As my words dissipated over the open mouths and popping eyes of those nearby, the salesperson looked at me as if I had just spit the devil’s blood on her counter. In a way, I had done far worse.
I looked at the salesperson incredulously. “What?” I asked.
My simple question snapped her out of her dagger stare.
“Ma’am you need a chair?” she asked. She didn’t wait for an answer. She yelled across the counter to a salesperson on the floor. “Sylvia! Get this woman a chair! NOW!”
“Would you like a glass of water ma’am?” she asked the fading, pregnant stranger spread across her counter.
To my credit, it had only been seconds since I uttered the sentence heard round the mall, and I already knew I had done something really wrong—something severely punishable in most civilized circles. I reached over to put my arm around her and comfort her, while Sylvia, who made double sure not to touch me in the process for fear of feeling Satan’s reach, pushed a chair against her legs.
Pale and faint, she incoherently mumbled, “doht ... ta ... meh ... yeh ... basser”.
“What honey? Here sit down. That’s better. What are you trying to tell me dear?”
“DON’T TOUCH ME YOU BASTARD!!!”
I recoiled back in disbelief and glanced at the salesperson for a sympathetic nod.
“And don’t touch me either! In fact, I recommend that you just shut your big mouth up now before you kill this poor woman,” she abruptly added, her eyes dilated in sisterhood rage.
I thought it wise to heed her advice.
When the color returned to her cheeks, we left the mall—earrings would wait another day. During the drive home, I received a rather robust and ribald tongue lashing that continued out of the car, up the stairs, and into our second floor apartment. Upon its completion, I was sentenced to nine days of the silent treatment. Real silent I might add—she was a professional. It deserved me right!

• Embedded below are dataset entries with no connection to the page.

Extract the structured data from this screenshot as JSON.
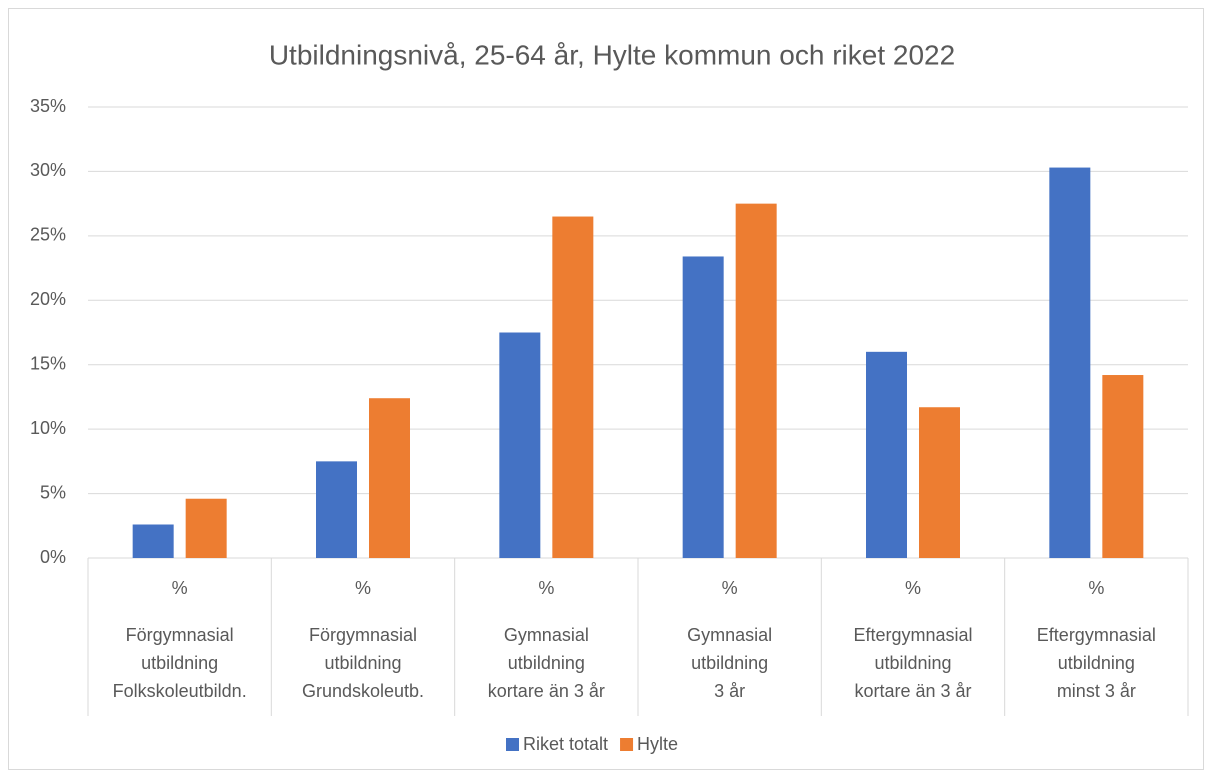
{
  "chart_data": {
    "type": "bar",
    "title": "Utbildningsnivå, 25-64 år, Hylte kommun och riket 2022",
    "subcategories": [
      "%",
      "%",
      "%",
      "%",
      "%",
      "%"
    ],
    "categories": [
      [
        "Förgymnasial",
        "utbildning",
        "Folkskoleutbildn."
      ],
      [
        "Förgymnasial",
        "utbildning",
        "Grundskoleutb."
      ],
      [
        "Gymnasial",
        "utbildning",
        "kortare än 3 år"
      ],
      [
        "Gymnasial",
        "utbildning",
        "3 år"
      ],
      [
        "Eftergymnasial",
        "utbildning",
        "kortare än 3 år"
      ],
      [
        "Eftergymnasial",
        "utbildning",
        "minst 3 år"
      ]
    ],
    "series": [
      {
        "name": "Riket totalt",
        "color": "#4472c4",
        "values": [
          2.6,
          7.5,
          17.5,
          23.4,
          16.0,
          30.3
        ]
      },
      {
        "name": "Hylte",
        "color": "#ed7d31",
        "values": [
          4.6,
          12.4,
          26.5,
          27.5,
          11.7,
          14.2
        ]
      }
    ],
    "ylim": [
      0,
      35
    ],
    "yticks": [
      {
        "value": 0,
        "label": "0%"
      },
      {
        "value": 5,
        "label": "5%"
      },
      {
        "value": 10,
        "label": "10%"
      },
      {
        "value": 15,
        "label": "15%"
      },
      {
        "value": 20,
        "label": "20%"
      },
      {
        "value": 25,
        "label": "25%"
      },
      {
        "value": 30,
        "label": "30%"
      },
      {
        "value": 35,
        "label": "35%"
      }
    ],
    "grid": true,
    "legend": "bottom"
  }
}
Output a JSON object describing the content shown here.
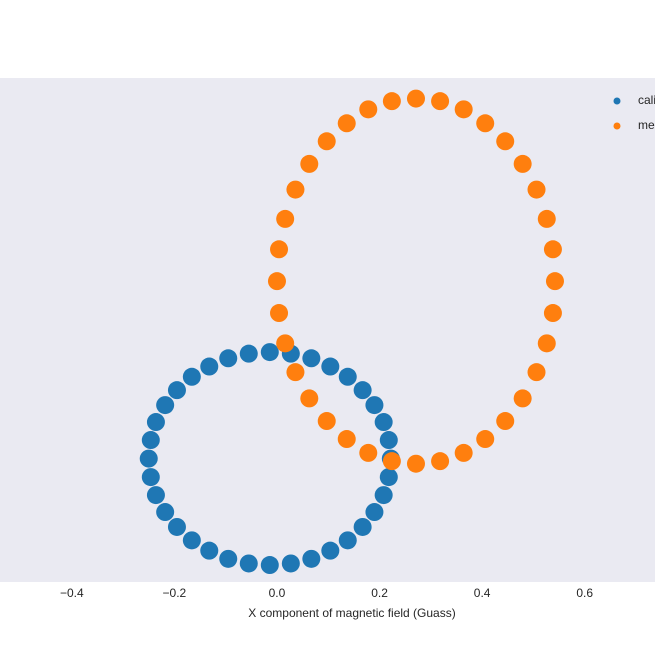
{
  "chart_data": {
    "type": "scatter",
    "xlabel": "X component of magnetic field (Guass)",
    "xlim": [
      -0.54,
      0.737
    ],
    "ylim": [
      -0.24,
      0.74
    ],
    "xticks": [
      {
        "value": -0.4,
        "label": "−0.4"
      },
      {
        "value": -0.2,
        "label": "−0.2"
      },
      {
        "value": 0,
        "label": "0.0"
      },
      0.2,
      0.4,
      0.6
    ],
    "grid": false,
    "legend": "upper right",
    "series": [
      {
        "name": "calibrated",
        "color": "#1f77b4",
        "x": [
          0.222,
          0.218,
          0.208,
          0.19,
          0.167,
          0.138,
          0.104,
          0.067,
          0.027,
          -0.014,
          -0.055,
          -0.095,
          -0.132,
          -0.166,
          -0.195,
          -0.218,
          -0.236,
          -0.246,
          -0.25,
          -0.246,
          -0.236,
          -0.218,
          -0.195,
          -0.166,
          -0.132,
          -0.095,
          -0.055,
          -0.014,
          0.027,
          0.067,
          0.104,
          0.138,
          0.167,
          0.19,
          0.208,
          0.218
        ],
        "y": [
          0,
          0.036,
          0.071,
          0.104,
          0.133,
          0.159,
          0.179,
          0.195,
          0.204,
          0.207,
          0.204,
          0.195,
          0.179,
          0.159,
          0.133,
          0.104,
          0.071,
          0.036,
          0,
          -0.036,
          -0.071,
          -0.104,
          -0.133,
          -0.159,
          -0.179,
          -0.195,
          -0.204,
          -0.207,
          -0.204,
          -0.195,
          -0.179,
          -0.159,
          -0.133,
          -0.104,
          -0.071,
          -0.036
        ]
      },
      {
        "name": "measured",
        "color": "#ff7f0e",
        "x": [
          0.542,
          0.538,
          0.526,
          0.506,
          0.479,
          0.445,
          0.406,
          0.364,
          0.318,
          0.271,
          0.224,
          0.178,
          0.136,
          0.097,
          0.063,
          0.036,
          0.016,
          0.004,
          0,
          0.004,
          0.016,
          0.036,
          0.063,
          0.097,
          0.136,
          0.178,
          0.224,
          0.271,
          0.318,
          0.364,
          0.406,
          0.445,
          0.479,
          0.506,
          0.526,
          0.538
        ],
        "y": [
          0.345,
          0.407,
          0.466,
          0.523,
          0.573,
          0.617,
          0.652,
          0.679,
          0.695,
          0.7,
          0.695,
          0.679,
          0.652,
          0.617,
          0.573,
          0.523,
          0.466,
          0.407,
          0.345,
          0.283,
          0.224,
          0.168,
          0.117,
          0.073,
          0.038,
          0.011,
          -0.005,
          -0.01,
          -0.005,
          0.011,
          0.038,
          0.073,
          0.117,
          0.168,
          0.224,
          0.283
        ]
      }
    ]
  }
}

Needless to say, I remained on best behavior for about twenty three months. By then her pain was pretty much over. I, on the other hand, continued to endure some residual humiliation during public apology appearances. It was part of my confession tour, an idea I came up with as a way to channel the negative vibes into positive energy—or something like that.

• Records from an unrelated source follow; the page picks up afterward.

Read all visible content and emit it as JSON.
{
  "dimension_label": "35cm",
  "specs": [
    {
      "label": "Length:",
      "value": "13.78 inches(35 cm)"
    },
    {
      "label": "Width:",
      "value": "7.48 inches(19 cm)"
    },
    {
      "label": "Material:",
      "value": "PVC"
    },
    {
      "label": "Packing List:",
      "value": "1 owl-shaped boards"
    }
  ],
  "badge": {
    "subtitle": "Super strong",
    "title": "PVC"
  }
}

Occasional public shame though was small potatoes compared to what could have (and probably should have) transpired. The reality is, if she had a gun on her person at the time, I’d be history. If the salesperson had a gun, I’d definitely be history. In fact, if anyone had a gun within a square mile of the mall, I’d certainly, definitely be history. But my life was spared. I believe it was so that I might live to talk about it with you today.
So there you have it. An amazing story huh?

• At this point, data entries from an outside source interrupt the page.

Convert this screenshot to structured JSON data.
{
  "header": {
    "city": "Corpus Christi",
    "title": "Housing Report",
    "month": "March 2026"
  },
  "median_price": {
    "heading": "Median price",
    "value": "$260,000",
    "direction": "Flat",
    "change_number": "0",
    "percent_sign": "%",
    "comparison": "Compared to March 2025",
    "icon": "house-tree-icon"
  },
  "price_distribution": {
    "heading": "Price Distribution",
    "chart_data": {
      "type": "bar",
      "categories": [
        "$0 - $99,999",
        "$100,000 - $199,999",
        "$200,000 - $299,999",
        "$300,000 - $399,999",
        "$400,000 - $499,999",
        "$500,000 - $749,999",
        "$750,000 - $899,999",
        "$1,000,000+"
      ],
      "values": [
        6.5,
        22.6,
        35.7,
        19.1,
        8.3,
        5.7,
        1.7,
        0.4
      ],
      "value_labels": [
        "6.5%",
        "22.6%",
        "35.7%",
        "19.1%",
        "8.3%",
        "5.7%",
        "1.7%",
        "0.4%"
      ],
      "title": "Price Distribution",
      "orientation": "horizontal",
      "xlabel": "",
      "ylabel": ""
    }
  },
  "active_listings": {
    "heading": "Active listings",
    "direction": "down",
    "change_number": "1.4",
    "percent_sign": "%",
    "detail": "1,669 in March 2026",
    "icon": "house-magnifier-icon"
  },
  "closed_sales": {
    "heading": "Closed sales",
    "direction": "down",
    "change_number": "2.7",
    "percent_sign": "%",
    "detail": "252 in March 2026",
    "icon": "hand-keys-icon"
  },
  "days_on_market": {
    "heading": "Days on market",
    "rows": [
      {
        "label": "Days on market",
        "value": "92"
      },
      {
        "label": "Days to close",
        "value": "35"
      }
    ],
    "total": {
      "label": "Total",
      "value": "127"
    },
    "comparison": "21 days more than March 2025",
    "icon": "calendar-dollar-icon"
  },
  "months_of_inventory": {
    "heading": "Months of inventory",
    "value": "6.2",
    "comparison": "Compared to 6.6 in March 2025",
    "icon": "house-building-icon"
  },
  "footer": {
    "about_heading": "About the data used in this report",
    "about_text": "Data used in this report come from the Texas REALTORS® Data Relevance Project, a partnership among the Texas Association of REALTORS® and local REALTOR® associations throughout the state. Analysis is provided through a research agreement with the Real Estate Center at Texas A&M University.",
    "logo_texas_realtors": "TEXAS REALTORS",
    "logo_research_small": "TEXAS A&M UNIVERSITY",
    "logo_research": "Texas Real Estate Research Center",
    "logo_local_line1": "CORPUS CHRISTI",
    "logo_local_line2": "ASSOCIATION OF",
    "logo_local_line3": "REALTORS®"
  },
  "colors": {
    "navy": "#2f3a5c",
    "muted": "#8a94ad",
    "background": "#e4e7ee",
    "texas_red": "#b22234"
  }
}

Anyway, that is what I always end up thinking about every time my son’s birthday arrives—a haunting memory of a moment’s inappropriate indulgence in vile self absorption. It’s enough to make me question whether I can ever fully rejoin the human race.
In closing …
I’ve been sorry about a boat load of things in my life but never more fully or sincerely as I was after that episode of unexplainable senselessness. It was all my own doing too. Couldn’t blame it on a bad day at work. Couldn’t blame it on the media. Couldn’t blame it on the weather. Couldn’t even blame it on my mom wooden-spooning my sorry childhood buttocks. It’s one hundred percent owned by me.
And I’m just as sorry today as I was twenty two years ago! Actually, my remorse is greater, almost universal. In fact, I want to apologize to all women of all species who were pregnant, are pregnant, trying to become pregnant, thinking about becoming pregnant, or just learning to spell ‘pregnant’. I am very sorry for the monumental insensitivity I exhibited that day at the expense of one of your sisters.
As for you men or “same-sexer partners” out there who plan to play a supportive role in the whole pregnancy thing some day, listen up! Learn from my folly. Teach others so they may not walk in my steps. Remember!
Never, ever go to the mall with a pregnant person.